The EYOP will be an entirely new experience for him. He competed at a European Championship last year, but he’s never been part of a multi-sport team. Most of the athletes will be in the same boat, but Luke will be amongst the youngest out there. His whole family are travelling, and like Luke, they’re buzzing with anticipation.
In a nice piece of symmetry, one of the coaches overseeing Luke & Hannah out there will be Michael O’Meara, a decorated former badminton national champion and a nifty tennis player as well. As it happens, back in Michael’s teenage years, he was coached and mentored by Luke’s grandmother. He has fond memories of her courtside, and he often relays them to Luke.
“Luke doesn’t remember his granny well and every now and again I tell him stories about her,” Michael said.
“So, it’s very ironic that now I should be the one to coach him, when in the past she actually coached me. It’s a nice 360.”
Racquet sports are on the rise across the country, with pickle and padel-ball clubs rapidly taking shape in numerous locations. But Badminton is growing too. Last October, Badminton Ireland unveiled a new initiative in secondary schools designed to encourage teenage girls to play the sport and remain active. As Michael explains, the sport is most popular in east Asia, but the European game is also in good nick, and the epicentre is shifting somewhat.

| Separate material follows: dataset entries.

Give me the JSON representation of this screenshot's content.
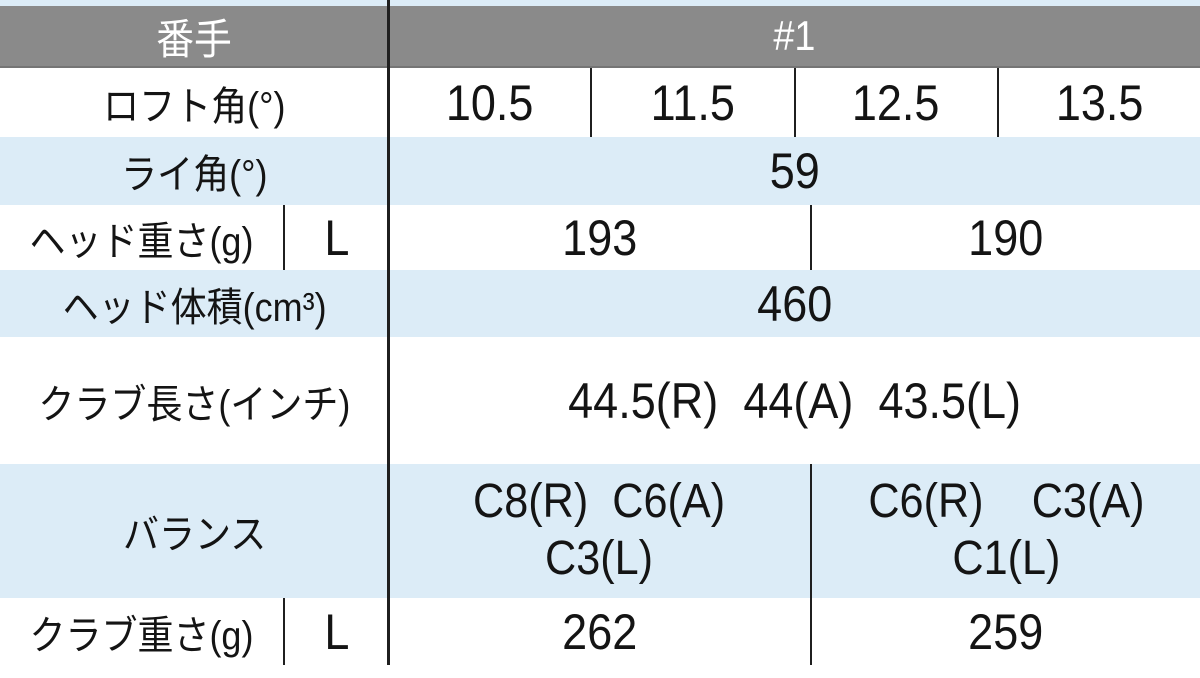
{
  "colors": {
    "header_bg": "#8a8a8a",
    "header_text": "#ffffff",
    "stripe_bg": "#dcecf7",
    "white_bg": "#ffffff",
    "divider": "#1f1f1f",
    "text": "#141414"
  },
  "header": {
    "col1": "番手",
    "col2": "#1"
  },
  "rows": [
    {
      "label": "ロフト角(°)",
      "values": [
        "10.5",
        "11.5",
        "12.5",
        "13.5"
      ]
    },
    {
      "label": "ライ角(°)",
      "values": [
        "59"
      ]
    },
    {
      "label": "ヘッド重さ(g)",
      "sub_label": "L",
      "values": [
        "193",
        "190"
      ]
    },
    {
      "label": "ヘッド体積(cm³)",
      "values": [
        "460"
      ]
    },
    {
      "label": "クラブ長さ(インチ)",
      "values": [
        "44.5(R) 44(A) 43.5(L)"
      ]
    },
    {
      "label": "バランス",
      "values": [
        "C8(R) C6(A)\nC3(L)",
        "C6(R)  C3(A)\nC1(L)"
      ]
    },
    {
      "label": "クラブ重さ(g)",
      "sub_label": "L",
      "values": [
        "262",
        "259"
      ]
    }
  ]
}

“Traditionally you would have had the likes of China, Indonesia, Malaysia, Japan, Korea - the Asian countries. The number one country in Europe has traditionally for the past fifty years been Denmark, but since the 1990s France has been on the rise. Interestingly, of the top five current male singles players in Europe, two are Danish and three are French. It’s only a matter of time before France becomes the number one nation in Europe,” Michael said.